PML-N rally: From ‘go Zardari’ to ‘go Imran’

Nawaz hits out at gas price hikes, shortage.

GUJRANWALA:
It was apparent at the Pakistan Muslim League-Nawaz (PML-N) rally in Gujranwala on Saturday that party chief Nawaz Sharif has started to take former underdog, Pakistan Tehreek-e-Insaf (PTI), seriously.

While ostensibly, the rally was part of the opposition’s ‘Go Zardari’ campaign, PTI chief Imran Khan seemed to receive as much flak in Nawaz’s speech as the president himself. In fact, the PML-N chief’s speech echoed two of Imran’s key stated agendas – bringing ‘change’, and working against corruption. The Memogate petition, however, was significantly absent from the address.

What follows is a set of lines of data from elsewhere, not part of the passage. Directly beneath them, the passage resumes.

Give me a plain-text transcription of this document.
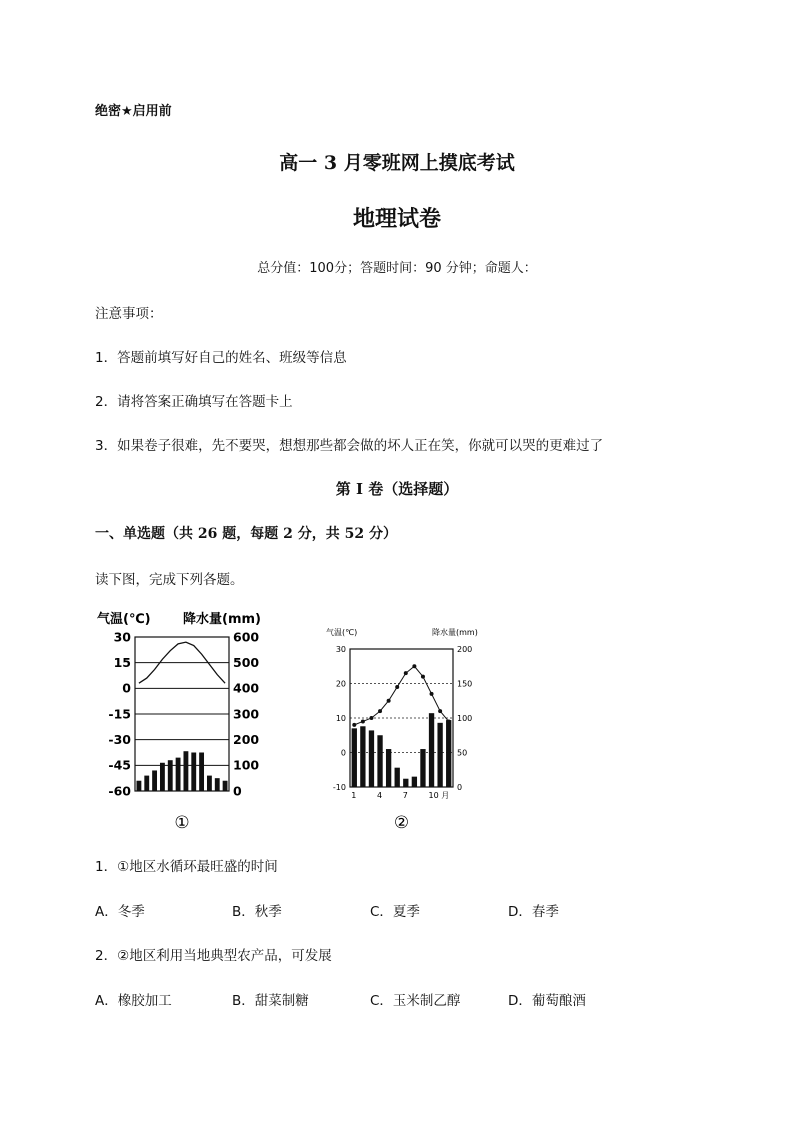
绝密★启用前
高一 3 月零班网上摸底考试
地理试卷
总分值：100分；答题时间：90 分钟；命题人：
注意事项：
1．答题前填写好自己的姓名、班级等信息
2．请将答案正确填写在答题卡上
3．如果卷子很难，先不要哭，想想那些都会做的坏人正在笑，你就可以哭的更难过了
第 I 卷（选择题）
一、单选题（共 26 题，每题 2 分，共 52 分）
读下图，完成下列各题。
气温(℃) 降水量(mm)
30
15
0
-15
-30
-45
-60
600
500
400
300
200
100
0
①
气温(℃)	降水量(mm)
30
20
10
0
-10
200
150
100
50
0
1	4	7	10 月
②
1．①地区水循环最旺盛的时间
A．冬季	B．秋季	C．夏季	D．春季
2．②地区利用当地典型农产品，可发展
A．橡胶加工	B．甜菜制糖	C．玉米制乙醇	D．葡萄酿酒
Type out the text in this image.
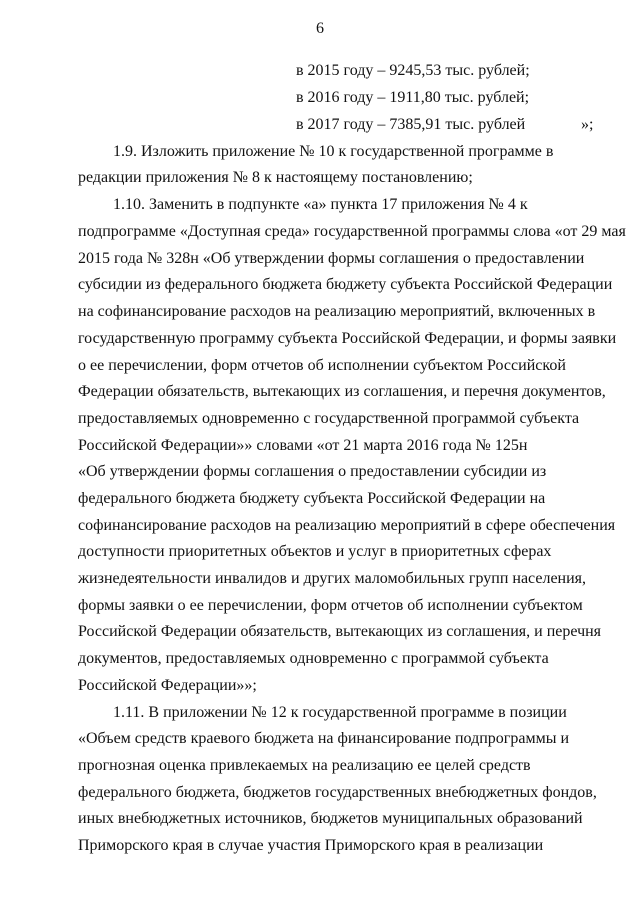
6
в 2015 году – 9245,53 тыс. рублей;
в 2016 году – 1911,80 тыс. рублей;
в 2017 году – 7385,91 тыс. рублей	»;
1.9. Изложить приложение № 10 к государственной программе в
редакции приложения № 8 к настоящему постановлению;
1.10. Заменить в подпункте «а» пункта 17 приложения № 4 к
подпрограмме «Доступная среда» государственной программы слова «от 29 мая
2015 года № 328н «Об утверждении формы соглашения о предоставлении
субсидии из федерального бюджета бюджету субъекта Российской Федерации
на софинансирование расходов на реализацию мероприятий, включенных в
государственную программу субъекта Российской Федерации, и формы заявки
о ее перечислении, форм отчетов об исполнении субъектом Российской
Федерации обязательств, вытекающих из соглашения, и перечня документов,
предоставляемых одновременно с государственной программой субъекта
Российской Федерации»» словами «от 21 марта 2016 года № 125н
«Об утверждении формы соглашения о предоставлении субсидии из
федерального бюджета бюджету субъекта Российской Федерации на
софинансирование расходов на реализацию мероприятий в сфере обеспечения
доступности приоритетных объектов и услуг в приоритетных сферах
жизнедеятельности инвалидов и других маломобильных групп населения,
формы заявки о ее перечислении, форм отчетов об исполнении субъектом
Российской Федерации обязательств, вытекающих из соглашения, и перечня
документов, предоставляемых одновременно с программой субъекта
Российской Федерации»»;
1.11. В приложении № 12 к государственной программе в позиции
«Объем средств краевого бюджета на финансирование подпрограммы и
прогнозная оценка привлекаемых на реализацию ее целей средств
федерального бюджета, бюджетов государственных внебюджетных фондов,
иных внебюджетных источников, бюджетов муниципальных образований
Приморского края в случае участия Приморского края в реализации
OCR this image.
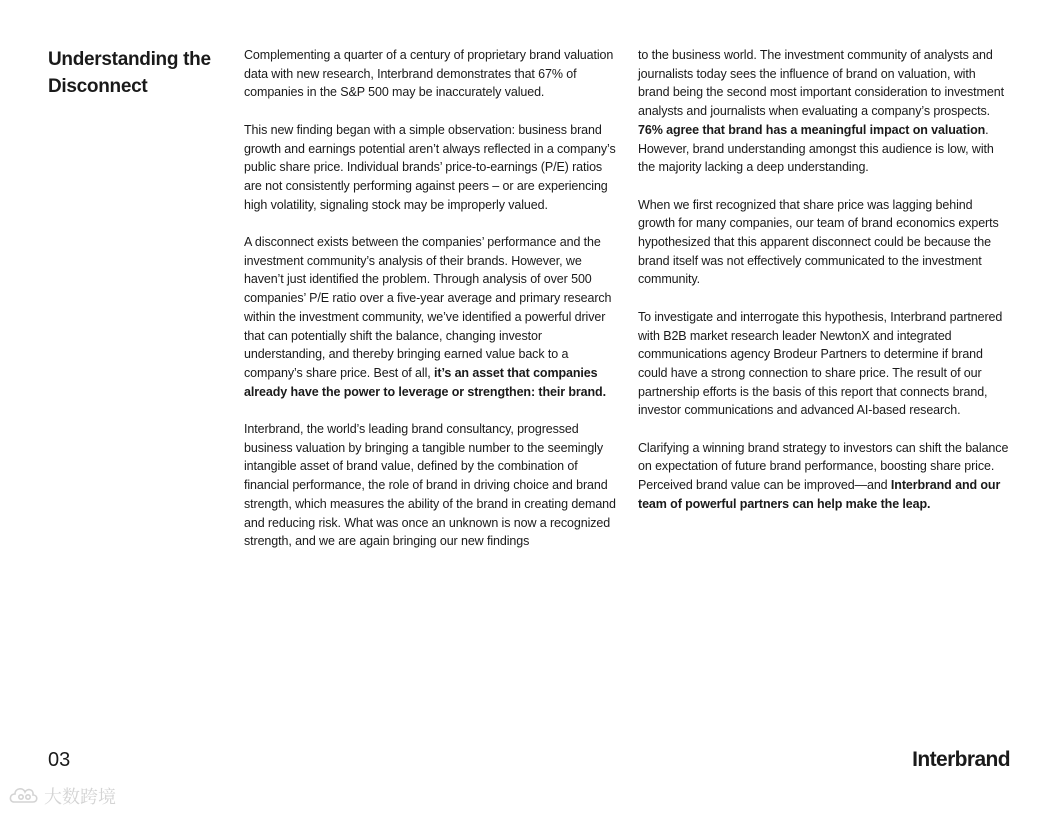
Understanding the Disconnect

Complementing a quarter of a century of proprietary brand valuation data with new research, Interbrand demonstrates that 67% of companies in the S&P 500 may be inaccurately valued.

This new finding began with a simple observation: business brand growth and earnings potential aren’t always reflected in a company’s public share price. Individual brands’ price-to-earnings (P/E) ratios are not consistently performing against peers – or are experiencing high volatility, signaling stock may be improperly valued.

A disconnect exists between the companies’ performance and the investment community’s analysis of their brands. However, we haven’t just identified the problem. Through analysis of over 500 companies’ P/E ratio over a five-year average and primary research within the investment community, we’ve identified a powerful driver that can potentially shift the balance, changing investor understanding, and thereby bringing earned value back to a company’s share price. Best of all, it’s an asset that companies already have the power to leverage or strengthen: their brand.

Interbrand, the world’s leading brand consultancy, progressed business valuation by bringing a tangible number to the seemingly intangible asset of brand value, defined by the combination of financial performance, the role of brand in driving choice and brand strength, which measures the ability of the brand in creating demand and reducing risk. What was once an unknown is now a recognized strength, and we are again bringing our new findings

to the business world. The investment community of analysts and journalists today sees the influence of brand on valuation, with brand being the second most important consideration to investment analysts and journalists when evaluating a company’s prospects. 76% agree that brand has a meaningful impact on valuation. However, brand understanding amongst this audience is low, with the majority lacking a deep understanding.

When we first recognized that share price was lagging behind growth for many companies, our team of brand economics experts hypothesized that this apparent disconnect could be because the brand itself was not effectively communicated to the investment community.

To investigate and interrogate this hypothesis, Interbrand partnered with B2B market research leader NewtonX and integrated communications agency Brodeur Partners to determine if brand could have a strong connection to share price. The result of our partnership efforts is the basis of this report that connects brand, investor communications and advanced AI-based research.

Clarifying a winning brand strategy to investors can shift the balance on expectation of future brand performance, boosting share price. Perceived brand value can be improved—and Interbrand and our team of powerful partners can help make the leap.

03	Interbrand
大数跨境
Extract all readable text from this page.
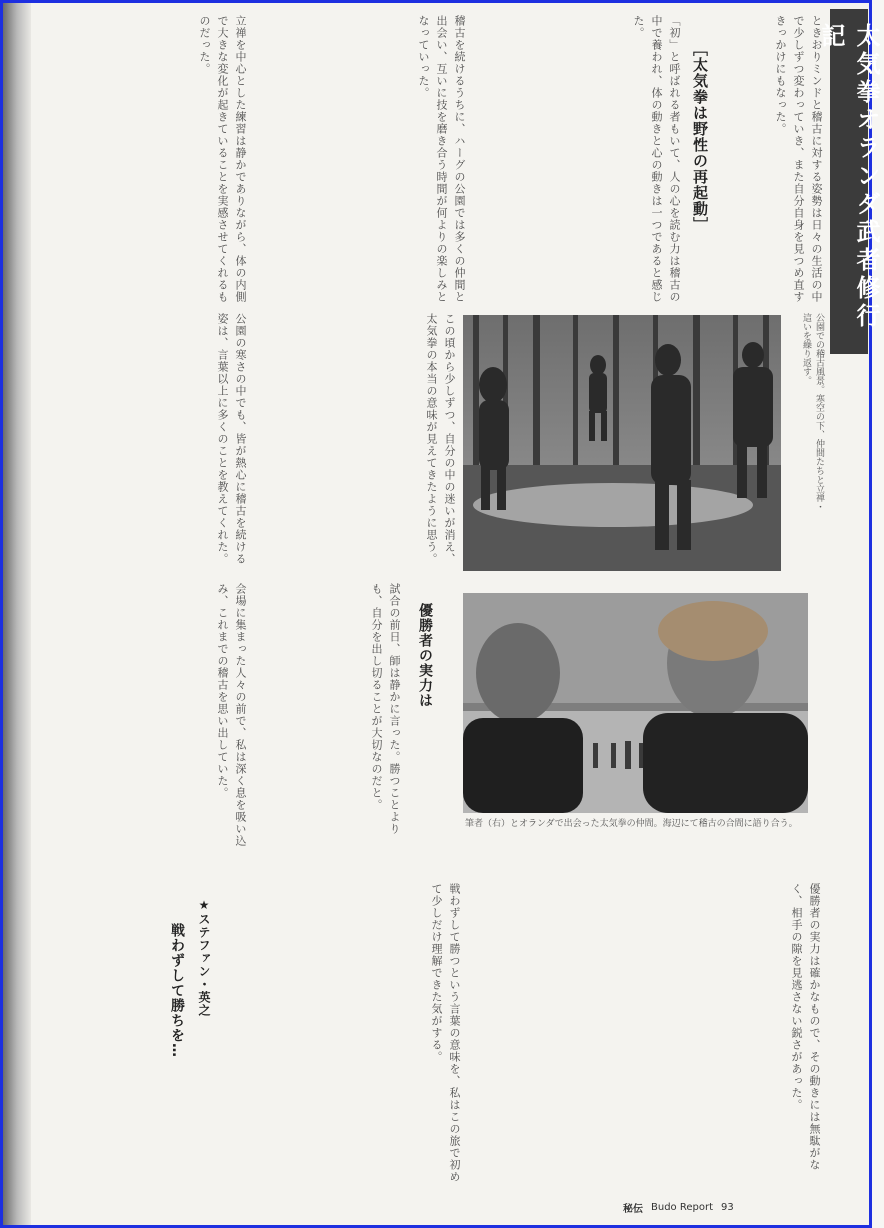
太気拳オランダ武者修行記
ときおりミンドと稽古に対する姿勢は日々の生活の中で少しずつ変わっていき、また自分自身を見つめ直すきっかけにもなった。
［太気拳は野性の再起動］
「初」と呼ばれる者もいて、人の心を読む力は稽古の中で養われ、体の動きと心の動きは一つであると感じた。
稽古を続けるうちに、ハーグの公園では多くの仲間と出会い、互いに技を磨き合う時間が何よりの楽しみとなっていった。
立禅を中心とした練習は静かでありながら、体の内側で大きな変化が起きていることを実感させてくれるものだった。
公園での稽古風景。寒空の下、仲間たちと立禅・這いを繰り返す。
この頃から少しずつ、自分の中の迷いが消え、太気拳の本当の意味が見えてきたように思う。
公園の寒さの中でも、皆が熱心に稽古を続ける姿は、言葉以上に多くのことを教えてくれた。
筆者（右）とオランダで出会った太気拳の仲間。海辺にて稽古の合間に語り合う。
優勝者の実力は
試合の前日、師は静かに言った。勝つことよりも、自分を出し切ることが大切なのだと。
会場に集まった人々の前で、私は深く息を吸い込み、これまでの稽古を思い出していた。
優勝者の実力は確かなもので、その動きには無駄がなく、相手の隙を見逃さない鋭さがあった。
★ステファン・英之
戦わずして勝ちを…	戦わずして勝つという言葉の意味を、私はこの旅で初めて少しだけ理解できた気がする。
秘伝 Budo Report 93
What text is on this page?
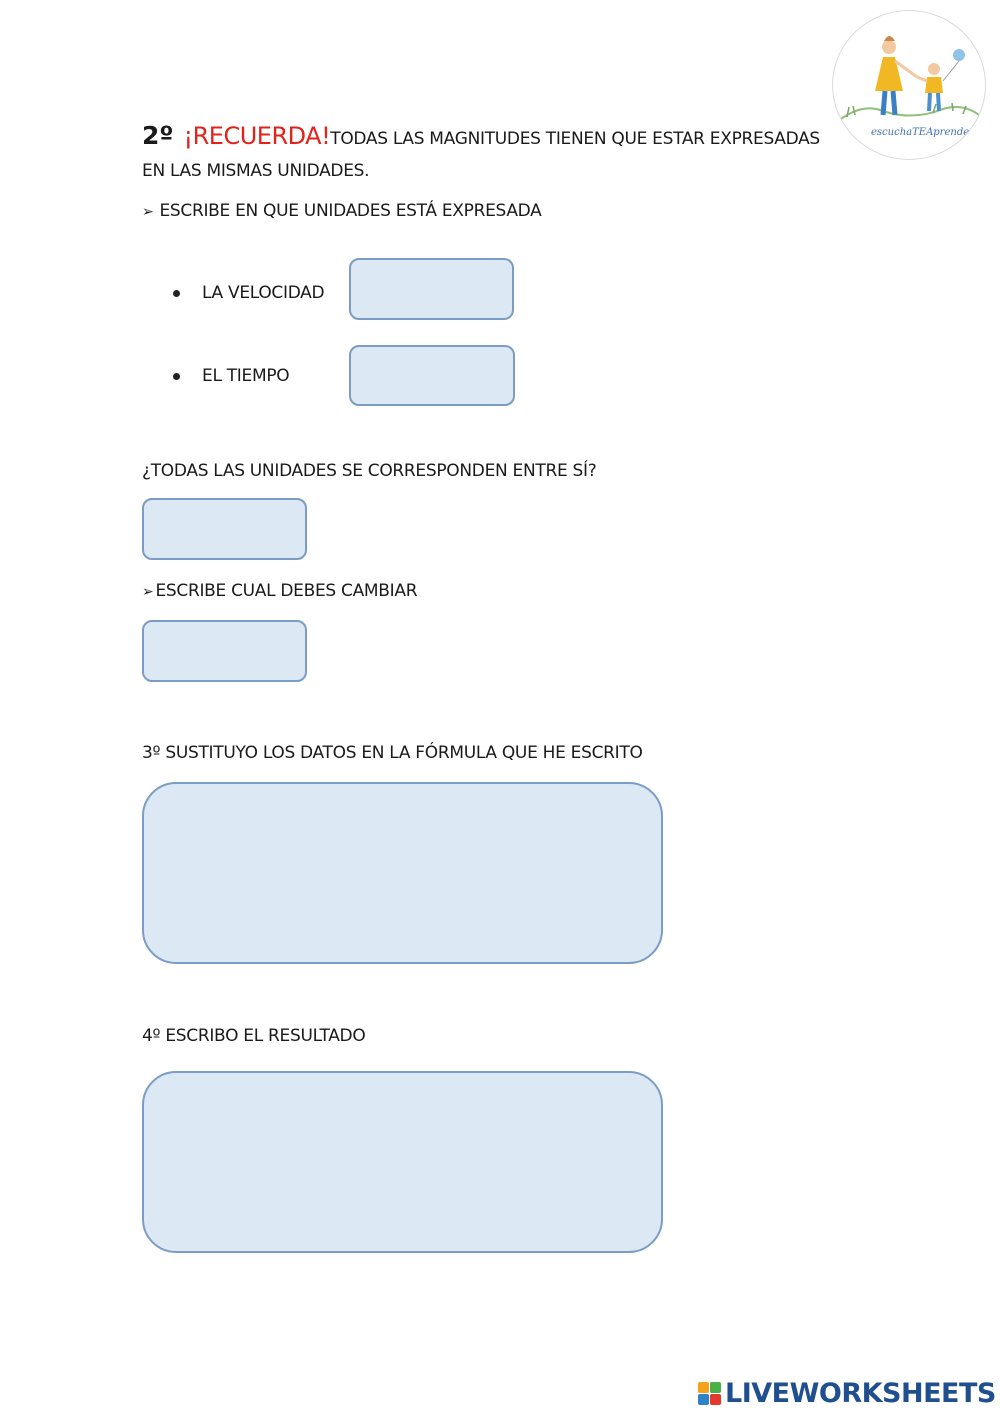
escuchaTEAprender
2º ¡RECUERDA!TODAS LAS MAGNITUDES TIENEN QUE ESTAR EXPRESADAS
EN LAS MISMAS UNIDADES.
➢ ESCRIBE EN QUE UNIDADES ESTÁ EXPRESADA
LA VELOCIDAD
EL TIEMPO
¿TODAS LAS UNIDADES SE CORRESPONDEN ENTRE SÍ?
➢ ESCRIBE CUAL DEBES CAMBIAR
3º SUSTITUYO LOS DATOS EN LA FÓRMULA QUE HE ESCRITO
4º ESCRIBO EL RESULTADO
LIVEWORKSHEETS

Addressing a rally which Senator Pervez Rashid estimated to be 150,000 strong and which media more conservatively estimated at 60, 000, Nawaz said he would bring about change to Pakistan himself. This will be brought about through competent and honest people like Chaudhry Nisar Ali Khan, Ahsan Iqbal, Usman Ibrahim, Ishaq Dar and Khurram Dastgir Khan, he said, taking care to name some of the party’s heavyweights.

The PML-N chief added that Imran’s one-point agenda was to just attract the youth with fake promises, and asked the youth not to be deceived by such elements.

Leader of the Opposition Chaudhry Nisar Ali Khan also picked up a similar thread, asking rhetorically why Imran had not criticised the Muttahida Qaumi Movement (MQM) in his Karachi rally.

Gas price hikes


President Asif Ali Zardari’s government, however, also faced severe criticism from the PML-N chief. Price hikes in gas and electricity were at the top of the list – Nawaz was, after all, speaking in an industrial area worst affected by the energy crisis. Promising to build dams and develop coal and thermal energy if his party came to power, he said PML-N would ‘not accept any price hikes’ and if the government did not withdraw the decision, it will ‘play its final role in removing the government’.

Placing the blame for inflation squarely on the government, he said the price increases were a result of a government move to issue ‘new bank notes worth Rs2 billion every day’.

A small hint at the Memogate controversy did appear: Nawaz  said the government was defying certain Supreme Court rulings.  The May 2 Abbottabad raid, on the other hand, he termed ‘unacceptable’.

Adamant not to be outshone by a PTI ‘tsunami’, Nawaz termed his own entourage from Lahore to Gujranwala a ‘mini long march’.

Published in The Express Tribune, January 1st, 2012.